Amy Rees Anderson

You can’t say that you didn’t know

“You may choose to look the other way but you can never say again that you did not know.” – William Wilberforce

That quote comes from a famous speech William Wilberforce gave to English parliament prior to the vote on the Abolition Bill in 1789. It was an incredibly powerful speech because he was reminding people that it is not okay to simply pretend something wrong wasn’t occurring when they knew it was. He reminded people that choosing to look the other way doesn’t actually release them from their responsibility to do the right things. What a powerful message he teaches with that one sentence.

We can tell ourselves that it’s not our problem, or that it’s no big deal, but at the end of the day if we know about unethical things going on we have a moral (and often legal) obligation to do something about it.

We can’t allow ourselves to ever rationalize things that are unethical. Rationalization is a dangerous thing because it’s used to convince oneself that there is no need to feel bad about something, whether it something unethical we ourselves have done or it’s something bad we know someone else has done.

Dr. Pamela Murphy, an accounting professor specializing in audit and fraud in organizations states, “Rationalization is an incredibly powerful force. What rationalizing does for us is that it allows us to do something that is unethical and downright fraudulent and not feel bad about it.”

According to Pamela there are six degrees of rationalization that enable people to commit fraud while still convincing themselves they are maintaining their ethical principles. They are:

1. Shifting The Blame: “Everyone does it.”
2. Pleading Ignorance: “I can’t see that it hurts anyone.”
3. Moral Justification: “I’m protecting the company… the employees…my family…”
4. Advantageous Comparison: “This is nothing compared to…”
5. Letting Victim Take the Fall: “They had it coming.”
6. Euphemistic Labeling: “I am trying to level the playing field.”

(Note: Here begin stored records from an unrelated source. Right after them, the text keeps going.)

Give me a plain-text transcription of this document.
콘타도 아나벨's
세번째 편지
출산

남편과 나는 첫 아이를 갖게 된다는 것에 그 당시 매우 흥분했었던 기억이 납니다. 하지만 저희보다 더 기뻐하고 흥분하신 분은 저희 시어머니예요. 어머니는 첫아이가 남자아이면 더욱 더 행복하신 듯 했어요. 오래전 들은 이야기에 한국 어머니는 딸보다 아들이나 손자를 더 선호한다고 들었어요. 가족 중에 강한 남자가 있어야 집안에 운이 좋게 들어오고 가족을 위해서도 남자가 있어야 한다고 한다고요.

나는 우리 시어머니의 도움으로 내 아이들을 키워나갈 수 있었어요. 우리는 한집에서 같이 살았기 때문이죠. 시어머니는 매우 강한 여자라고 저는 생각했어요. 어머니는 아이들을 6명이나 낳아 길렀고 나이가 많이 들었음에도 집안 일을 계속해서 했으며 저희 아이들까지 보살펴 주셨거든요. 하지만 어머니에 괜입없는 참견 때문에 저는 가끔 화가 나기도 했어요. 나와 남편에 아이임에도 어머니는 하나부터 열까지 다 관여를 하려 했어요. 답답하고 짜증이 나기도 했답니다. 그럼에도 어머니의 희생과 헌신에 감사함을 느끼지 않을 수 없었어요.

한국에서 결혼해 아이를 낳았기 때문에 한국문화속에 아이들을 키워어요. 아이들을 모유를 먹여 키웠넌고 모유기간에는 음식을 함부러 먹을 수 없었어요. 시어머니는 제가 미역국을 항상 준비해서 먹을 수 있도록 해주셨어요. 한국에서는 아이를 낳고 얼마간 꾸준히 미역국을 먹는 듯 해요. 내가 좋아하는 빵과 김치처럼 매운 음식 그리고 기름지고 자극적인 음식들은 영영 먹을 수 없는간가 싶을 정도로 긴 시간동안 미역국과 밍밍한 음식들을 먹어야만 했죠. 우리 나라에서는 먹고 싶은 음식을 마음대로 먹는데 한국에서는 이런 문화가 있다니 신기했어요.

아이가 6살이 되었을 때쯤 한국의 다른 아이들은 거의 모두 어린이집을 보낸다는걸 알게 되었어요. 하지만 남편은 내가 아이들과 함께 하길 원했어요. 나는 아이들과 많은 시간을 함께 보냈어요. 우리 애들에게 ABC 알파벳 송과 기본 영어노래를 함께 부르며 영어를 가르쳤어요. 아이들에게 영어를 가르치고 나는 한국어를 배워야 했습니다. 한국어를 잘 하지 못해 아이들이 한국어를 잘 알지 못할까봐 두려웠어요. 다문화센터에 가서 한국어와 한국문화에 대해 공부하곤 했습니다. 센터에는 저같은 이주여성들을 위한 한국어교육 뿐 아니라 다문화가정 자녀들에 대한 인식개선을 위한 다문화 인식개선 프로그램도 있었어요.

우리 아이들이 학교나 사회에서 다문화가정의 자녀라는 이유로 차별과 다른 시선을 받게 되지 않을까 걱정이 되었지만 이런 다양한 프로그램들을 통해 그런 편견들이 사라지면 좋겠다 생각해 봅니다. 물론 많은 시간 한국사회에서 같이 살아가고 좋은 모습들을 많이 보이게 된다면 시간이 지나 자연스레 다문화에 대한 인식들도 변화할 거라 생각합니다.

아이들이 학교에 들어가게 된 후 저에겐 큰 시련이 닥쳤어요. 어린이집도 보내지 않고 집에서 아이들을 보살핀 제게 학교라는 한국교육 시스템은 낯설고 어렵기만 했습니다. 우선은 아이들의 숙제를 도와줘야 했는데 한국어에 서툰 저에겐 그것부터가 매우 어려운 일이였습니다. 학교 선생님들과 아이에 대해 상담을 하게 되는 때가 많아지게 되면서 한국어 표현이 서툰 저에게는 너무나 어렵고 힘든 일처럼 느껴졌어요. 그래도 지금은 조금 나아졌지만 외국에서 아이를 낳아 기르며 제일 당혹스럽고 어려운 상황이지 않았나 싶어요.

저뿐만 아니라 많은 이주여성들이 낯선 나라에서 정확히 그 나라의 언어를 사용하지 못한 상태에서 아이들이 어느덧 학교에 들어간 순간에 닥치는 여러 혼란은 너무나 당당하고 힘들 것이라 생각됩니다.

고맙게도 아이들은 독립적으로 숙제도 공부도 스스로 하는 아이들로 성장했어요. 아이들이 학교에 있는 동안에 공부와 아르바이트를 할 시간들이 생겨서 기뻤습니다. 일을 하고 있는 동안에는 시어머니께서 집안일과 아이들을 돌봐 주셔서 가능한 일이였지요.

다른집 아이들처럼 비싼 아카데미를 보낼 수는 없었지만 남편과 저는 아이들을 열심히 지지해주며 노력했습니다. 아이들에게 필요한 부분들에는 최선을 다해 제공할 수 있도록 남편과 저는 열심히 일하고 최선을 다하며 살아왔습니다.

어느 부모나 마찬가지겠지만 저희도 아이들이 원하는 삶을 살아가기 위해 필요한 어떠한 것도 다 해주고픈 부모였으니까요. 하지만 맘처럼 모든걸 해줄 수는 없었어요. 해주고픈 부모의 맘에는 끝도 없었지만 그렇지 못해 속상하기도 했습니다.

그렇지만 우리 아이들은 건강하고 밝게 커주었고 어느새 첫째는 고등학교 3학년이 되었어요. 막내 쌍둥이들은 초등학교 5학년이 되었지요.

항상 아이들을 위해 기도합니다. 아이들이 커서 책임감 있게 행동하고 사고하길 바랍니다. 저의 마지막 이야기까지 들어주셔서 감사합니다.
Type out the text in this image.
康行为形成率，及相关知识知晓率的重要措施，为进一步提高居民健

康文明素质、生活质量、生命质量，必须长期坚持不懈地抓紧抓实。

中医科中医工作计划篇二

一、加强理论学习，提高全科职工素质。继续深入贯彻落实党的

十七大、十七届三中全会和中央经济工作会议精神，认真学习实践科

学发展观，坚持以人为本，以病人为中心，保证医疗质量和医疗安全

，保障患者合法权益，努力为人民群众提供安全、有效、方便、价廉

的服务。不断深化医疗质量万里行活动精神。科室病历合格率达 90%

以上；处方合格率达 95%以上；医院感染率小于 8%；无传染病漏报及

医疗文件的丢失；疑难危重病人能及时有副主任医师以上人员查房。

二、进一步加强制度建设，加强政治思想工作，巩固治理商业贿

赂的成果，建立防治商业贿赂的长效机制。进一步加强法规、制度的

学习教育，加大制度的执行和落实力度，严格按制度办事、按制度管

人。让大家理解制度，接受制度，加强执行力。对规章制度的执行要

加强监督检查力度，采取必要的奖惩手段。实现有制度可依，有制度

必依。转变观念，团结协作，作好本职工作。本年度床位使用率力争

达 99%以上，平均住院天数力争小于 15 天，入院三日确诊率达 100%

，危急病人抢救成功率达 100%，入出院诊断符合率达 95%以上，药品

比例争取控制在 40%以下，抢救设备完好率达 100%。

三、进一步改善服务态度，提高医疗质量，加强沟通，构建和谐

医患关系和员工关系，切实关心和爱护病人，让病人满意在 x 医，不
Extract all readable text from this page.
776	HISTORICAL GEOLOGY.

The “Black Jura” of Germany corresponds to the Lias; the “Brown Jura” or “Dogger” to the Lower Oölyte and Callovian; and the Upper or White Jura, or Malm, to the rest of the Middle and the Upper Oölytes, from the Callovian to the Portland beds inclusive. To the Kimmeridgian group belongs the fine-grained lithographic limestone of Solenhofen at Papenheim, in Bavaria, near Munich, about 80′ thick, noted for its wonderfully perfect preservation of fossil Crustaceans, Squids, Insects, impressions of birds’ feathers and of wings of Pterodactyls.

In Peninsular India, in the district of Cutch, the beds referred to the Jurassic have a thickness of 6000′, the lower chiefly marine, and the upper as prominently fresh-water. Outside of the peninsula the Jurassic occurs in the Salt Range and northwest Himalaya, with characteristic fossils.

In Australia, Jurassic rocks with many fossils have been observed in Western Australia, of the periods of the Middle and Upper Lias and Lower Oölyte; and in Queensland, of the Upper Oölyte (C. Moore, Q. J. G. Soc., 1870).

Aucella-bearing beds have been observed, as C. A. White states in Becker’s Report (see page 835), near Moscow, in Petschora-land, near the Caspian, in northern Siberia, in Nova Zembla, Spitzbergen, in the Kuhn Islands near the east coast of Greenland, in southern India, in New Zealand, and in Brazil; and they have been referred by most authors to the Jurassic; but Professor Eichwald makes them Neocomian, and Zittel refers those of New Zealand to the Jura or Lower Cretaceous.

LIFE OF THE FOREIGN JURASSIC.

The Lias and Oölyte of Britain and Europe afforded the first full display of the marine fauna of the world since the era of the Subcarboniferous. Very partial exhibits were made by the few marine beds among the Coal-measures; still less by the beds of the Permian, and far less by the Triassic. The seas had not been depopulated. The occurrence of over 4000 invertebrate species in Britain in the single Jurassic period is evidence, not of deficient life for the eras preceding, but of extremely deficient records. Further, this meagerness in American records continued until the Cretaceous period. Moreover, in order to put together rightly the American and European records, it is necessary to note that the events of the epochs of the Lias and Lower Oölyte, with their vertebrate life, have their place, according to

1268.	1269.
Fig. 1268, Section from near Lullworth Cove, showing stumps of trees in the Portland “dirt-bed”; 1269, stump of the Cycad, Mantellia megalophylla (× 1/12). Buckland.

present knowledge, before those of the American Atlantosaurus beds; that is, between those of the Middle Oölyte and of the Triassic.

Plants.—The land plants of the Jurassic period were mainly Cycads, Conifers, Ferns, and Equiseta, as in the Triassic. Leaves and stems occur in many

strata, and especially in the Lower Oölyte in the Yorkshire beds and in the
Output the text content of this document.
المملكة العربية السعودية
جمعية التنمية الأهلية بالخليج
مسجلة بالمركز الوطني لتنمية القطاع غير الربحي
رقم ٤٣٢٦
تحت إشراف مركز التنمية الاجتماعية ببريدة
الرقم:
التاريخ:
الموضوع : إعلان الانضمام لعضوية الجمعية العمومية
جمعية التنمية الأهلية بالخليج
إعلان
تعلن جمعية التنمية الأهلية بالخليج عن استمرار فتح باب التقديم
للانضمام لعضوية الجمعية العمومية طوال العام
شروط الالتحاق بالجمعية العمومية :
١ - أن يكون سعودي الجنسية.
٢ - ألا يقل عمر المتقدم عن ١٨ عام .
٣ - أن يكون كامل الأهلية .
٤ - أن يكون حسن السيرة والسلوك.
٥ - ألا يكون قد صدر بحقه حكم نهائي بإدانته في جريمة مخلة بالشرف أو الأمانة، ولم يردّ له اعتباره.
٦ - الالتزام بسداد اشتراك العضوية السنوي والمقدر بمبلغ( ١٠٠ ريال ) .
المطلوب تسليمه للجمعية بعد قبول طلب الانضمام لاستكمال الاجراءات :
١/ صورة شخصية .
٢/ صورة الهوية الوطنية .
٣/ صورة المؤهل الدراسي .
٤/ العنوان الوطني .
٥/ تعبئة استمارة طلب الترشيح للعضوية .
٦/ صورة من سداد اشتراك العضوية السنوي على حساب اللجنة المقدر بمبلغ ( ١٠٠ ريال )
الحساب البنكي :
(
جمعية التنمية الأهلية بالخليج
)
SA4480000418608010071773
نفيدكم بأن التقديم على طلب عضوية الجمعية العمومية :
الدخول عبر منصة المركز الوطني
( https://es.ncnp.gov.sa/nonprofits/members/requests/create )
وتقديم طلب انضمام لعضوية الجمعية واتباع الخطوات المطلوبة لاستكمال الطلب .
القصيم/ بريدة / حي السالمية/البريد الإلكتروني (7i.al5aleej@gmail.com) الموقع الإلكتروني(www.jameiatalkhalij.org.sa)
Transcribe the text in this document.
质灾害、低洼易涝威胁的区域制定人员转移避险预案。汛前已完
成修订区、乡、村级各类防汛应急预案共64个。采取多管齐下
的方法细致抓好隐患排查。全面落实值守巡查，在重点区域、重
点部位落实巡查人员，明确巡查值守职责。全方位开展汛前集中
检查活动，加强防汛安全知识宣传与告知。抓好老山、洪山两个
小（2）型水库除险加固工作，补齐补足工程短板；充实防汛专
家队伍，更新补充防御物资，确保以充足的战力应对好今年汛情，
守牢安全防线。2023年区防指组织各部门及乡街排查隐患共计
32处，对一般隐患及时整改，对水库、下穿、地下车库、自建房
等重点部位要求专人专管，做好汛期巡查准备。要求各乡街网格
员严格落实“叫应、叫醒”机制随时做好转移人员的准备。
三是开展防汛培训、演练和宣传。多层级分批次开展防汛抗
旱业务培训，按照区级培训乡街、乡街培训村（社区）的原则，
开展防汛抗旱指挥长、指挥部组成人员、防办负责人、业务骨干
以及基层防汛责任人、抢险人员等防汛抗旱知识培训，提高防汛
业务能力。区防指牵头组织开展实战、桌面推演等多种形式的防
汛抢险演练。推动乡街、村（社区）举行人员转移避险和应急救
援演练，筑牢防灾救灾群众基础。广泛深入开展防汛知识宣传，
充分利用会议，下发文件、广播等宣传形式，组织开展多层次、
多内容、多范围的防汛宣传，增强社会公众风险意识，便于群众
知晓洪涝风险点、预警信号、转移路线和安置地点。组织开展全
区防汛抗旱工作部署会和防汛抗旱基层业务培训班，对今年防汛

Don’t allow yourself to get sucked into rationalizing away what you know to be wrong…remember William’s powerful words “You may choose to look the other way but you can never say again that you did not know.”

~Amy Rees Anderson


  • Jane Anderson says:

    This is powerful. Everyone should read it. I have heard it everywhere. When someone says, “I can rationalize anything” I know a lot of times it’s just funny, but there are other times when rationalizing is awfully close to danger zone.

  • Coral Ward says:

    I have just read this. Wonderful and so well explained. I am giving this to my daughter to read. I have listened to a journalist speak about her book about refugees “We Cant Say That We Didn’t Know”. You might like this.